La ceremonia de entierro se celebró, como era de esperar, sin la presencia de nadie, exactamente dos días antes de «Una Navidad en Bosque Frío».
Que yo llevaba esperando meses, después de haber comprado los regalos ya por Halloween: una colección de discos de John Martyn para Catherine y de cosméticos para Immy, ahora que era ya toda una señorita.
Para contribuir a la atmósfera, un viento huracanado gemía constantemente y la lluvia barría las altas y abruptas cimas de las montañas. Era, desde luego, una situación de soledad, y sin duda hay mejores maneras de despedirse. Pero al menos regresé… a Slievenageeha, mi hogar de la montaña.
Aunque me hayan metido sin más, hay que reconocerlo, en una oscura y lúgubre cárcel que, órdenes son órdenes, debo soportar sin la menor protesta. Con las rodillas apretadas contra el pecho, como una caja de huesos amarillentos de niño, compartida con otras almas igualmente solitarias, en esta tierra baldía donde no crecen las rosas.
La montaña avanza, como es su deber, al ritmo imparable del clamoroso progreso, mientras los jeeps Suzuki —que se dirigen al Gold Club, lanzando rugidos que parecen las ovaciones triunfales de los vivos— apuntan hacia los temerosos, derrotados e intrascendentes muertos.
Slievenageeha, orgullosa Montaña del Viento.

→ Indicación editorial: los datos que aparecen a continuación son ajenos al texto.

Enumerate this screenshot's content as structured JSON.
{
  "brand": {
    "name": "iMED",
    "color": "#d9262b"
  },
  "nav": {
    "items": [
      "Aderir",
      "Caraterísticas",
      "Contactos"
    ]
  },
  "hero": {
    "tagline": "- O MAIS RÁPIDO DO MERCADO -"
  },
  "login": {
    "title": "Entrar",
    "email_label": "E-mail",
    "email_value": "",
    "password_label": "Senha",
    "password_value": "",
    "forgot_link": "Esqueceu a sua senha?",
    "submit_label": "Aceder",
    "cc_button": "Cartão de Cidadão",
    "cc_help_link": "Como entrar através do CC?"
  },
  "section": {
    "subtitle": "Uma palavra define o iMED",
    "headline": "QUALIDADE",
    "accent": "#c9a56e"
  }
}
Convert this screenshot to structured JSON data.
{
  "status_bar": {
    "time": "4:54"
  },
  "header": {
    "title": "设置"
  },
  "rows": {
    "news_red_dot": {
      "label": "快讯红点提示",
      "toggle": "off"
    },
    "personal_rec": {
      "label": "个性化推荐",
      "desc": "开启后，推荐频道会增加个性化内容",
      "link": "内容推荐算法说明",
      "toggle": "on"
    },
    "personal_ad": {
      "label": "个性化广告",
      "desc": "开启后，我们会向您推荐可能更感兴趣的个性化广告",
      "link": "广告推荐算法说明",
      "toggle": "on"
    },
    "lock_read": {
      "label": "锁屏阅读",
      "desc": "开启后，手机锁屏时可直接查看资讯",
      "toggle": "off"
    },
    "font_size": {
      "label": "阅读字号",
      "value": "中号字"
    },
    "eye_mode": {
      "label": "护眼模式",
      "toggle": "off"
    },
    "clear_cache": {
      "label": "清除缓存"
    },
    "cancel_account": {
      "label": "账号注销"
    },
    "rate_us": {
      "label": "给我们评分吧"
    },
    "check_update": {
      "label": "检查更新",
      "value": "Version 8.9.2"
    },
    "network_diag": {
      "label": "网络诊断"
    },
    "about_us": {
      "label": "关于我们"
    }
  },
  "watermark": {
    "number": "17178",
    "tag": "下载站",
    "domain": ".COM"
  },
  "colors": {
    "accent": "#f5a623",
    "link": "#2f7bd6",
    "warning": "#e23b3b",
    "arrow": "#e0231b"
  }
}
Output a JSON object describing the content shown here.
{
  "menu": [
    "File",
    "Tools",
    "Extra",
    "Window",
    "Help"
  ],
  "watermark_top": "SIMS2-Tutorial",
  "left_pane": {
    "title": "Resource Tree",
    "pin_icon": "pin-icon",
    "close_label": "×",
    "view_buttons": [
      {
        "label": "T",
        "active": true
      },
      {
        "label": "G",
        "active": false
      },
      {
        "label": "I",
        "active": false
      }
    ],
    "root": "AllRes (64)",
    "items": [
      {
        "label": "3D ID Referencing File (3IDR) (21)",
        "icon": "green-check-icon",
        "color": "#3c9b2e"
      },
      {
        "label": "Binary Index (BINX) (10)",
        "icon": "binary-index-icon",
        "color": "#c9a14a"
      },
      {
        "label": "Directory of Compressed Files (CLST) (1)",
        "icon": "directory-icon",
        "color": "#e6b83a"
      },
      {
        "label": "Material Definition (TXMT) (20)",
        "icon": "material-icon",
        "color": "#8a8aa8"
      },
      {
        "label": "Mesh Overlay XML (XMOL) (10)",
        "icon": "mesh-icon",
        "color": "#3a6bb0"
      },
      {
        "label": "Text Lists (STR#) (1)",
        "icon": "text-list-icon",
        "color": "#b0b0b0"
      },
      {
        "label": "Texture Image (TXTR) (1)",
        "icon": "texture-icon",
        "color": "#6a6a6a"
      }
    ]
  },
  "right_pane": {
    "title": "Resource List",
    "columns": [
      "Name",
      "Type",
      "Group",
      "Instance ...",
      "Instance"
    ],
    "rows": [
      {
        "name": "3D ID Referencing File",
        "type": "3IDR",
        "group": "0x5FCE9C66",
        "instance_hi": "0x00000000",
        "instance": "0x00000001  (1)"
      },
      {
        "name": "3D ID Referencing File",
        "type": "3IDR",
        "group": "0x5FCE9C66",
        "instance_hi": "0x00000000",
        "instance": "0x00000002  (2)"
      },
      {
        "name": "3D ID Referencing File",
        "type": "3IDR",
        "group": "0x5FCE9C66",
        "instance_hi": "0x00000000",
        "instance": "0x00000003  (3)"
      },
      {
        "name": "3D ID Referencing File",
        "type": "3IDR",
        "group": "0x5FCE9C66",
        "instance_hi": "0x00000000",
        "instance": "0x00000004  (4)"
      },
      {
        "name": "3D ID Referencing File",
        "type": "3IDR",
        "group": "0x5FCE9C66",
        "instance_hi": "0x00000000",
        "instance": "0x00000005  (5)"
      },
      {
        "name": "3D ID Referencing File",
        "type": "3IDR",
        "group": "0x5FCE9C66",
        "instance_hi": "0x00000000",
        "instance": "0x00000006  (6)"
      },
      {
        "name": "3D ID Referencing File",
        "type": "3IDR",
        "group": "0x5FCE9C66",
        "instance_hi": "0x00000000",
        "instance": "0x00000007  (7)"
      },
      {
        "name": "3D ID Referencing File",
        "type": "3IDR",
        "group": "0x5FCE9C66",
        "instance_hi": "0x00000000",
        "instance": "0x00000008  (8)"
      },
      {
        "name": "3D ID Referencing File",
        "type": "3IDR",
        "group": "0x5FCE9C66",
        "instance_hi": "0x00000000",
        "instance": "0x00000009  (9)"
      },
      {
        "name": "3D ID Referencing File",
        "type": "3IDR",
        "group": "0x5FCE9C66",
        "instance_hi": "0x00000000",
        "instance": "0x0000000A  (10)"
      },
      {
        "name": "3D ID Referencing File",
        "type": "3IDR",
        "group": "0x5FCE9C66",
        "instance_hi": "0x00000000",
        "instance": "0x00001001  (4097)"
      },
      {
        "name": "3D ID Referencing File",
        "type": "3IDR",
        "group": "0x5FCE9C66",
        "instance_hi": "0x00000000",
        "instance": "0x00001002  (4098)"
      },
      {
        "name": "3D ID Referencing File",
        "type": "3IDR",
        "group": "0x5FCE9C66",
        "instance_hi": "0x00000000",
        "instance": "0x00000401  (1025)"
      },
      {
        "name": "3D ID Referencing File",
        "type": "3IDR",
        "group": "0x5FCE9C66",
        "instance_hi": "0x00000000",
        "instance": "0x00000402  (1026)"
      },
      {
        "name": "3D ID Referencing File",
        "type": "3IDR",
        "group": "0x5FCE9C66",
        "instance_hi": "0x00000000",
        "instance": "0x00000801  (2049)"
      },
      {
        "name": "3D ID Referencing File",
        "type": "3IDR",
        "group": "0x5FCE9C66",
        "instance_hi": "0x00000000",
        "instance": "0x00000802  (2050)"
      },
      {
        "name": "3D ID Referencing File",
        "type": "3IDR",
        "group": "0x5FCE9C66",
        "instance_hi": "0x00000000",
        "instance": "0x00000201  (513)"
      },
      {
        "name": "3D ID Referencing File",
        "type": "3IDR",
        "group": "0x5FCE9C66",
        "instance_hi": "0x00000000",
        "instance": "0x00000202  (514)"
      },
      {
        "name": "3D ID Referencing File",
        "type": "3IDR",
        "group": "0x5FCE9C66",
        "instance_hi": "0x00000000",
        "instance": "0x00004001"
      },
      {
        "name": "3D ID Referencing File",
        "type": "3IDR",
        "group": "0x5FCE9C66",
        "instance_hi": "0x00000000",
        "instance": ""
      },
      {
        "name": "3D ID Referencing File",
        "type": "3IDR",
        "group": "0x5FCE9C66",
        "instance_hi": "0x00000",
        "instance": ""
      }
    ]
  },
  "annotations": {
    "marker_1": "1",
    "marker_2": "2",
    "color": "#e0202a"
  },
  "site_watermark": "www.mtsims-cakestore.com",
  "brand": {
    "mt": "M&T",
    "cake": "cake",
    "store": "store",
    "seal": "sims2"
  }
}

El valle donde nací hace unos sesenta y cuatro años y donde antaño caminé con mi padre a orillas del cantarín arroyo. Donde estábamos juntos mientras él se acariciaba la barba roja, apoyándome la fornida mano en el hombro, mientras decía:
—De una cosa podemos estar seguros, pequeño Red. Fanann na cnoic i bufad uainn. Las montañas durarán más tiempo que nosotros, Redmond, hijo mío.
Antes de volver juntos a la vieja casa y sentarnos en silencio en nuestra humilde cabaña. Mientras él canturreaba un rato y después encendía un puro y alargaba la mano para coger la jarra de claro. Con aquel gesto viejo y conocido, tan de la montaña.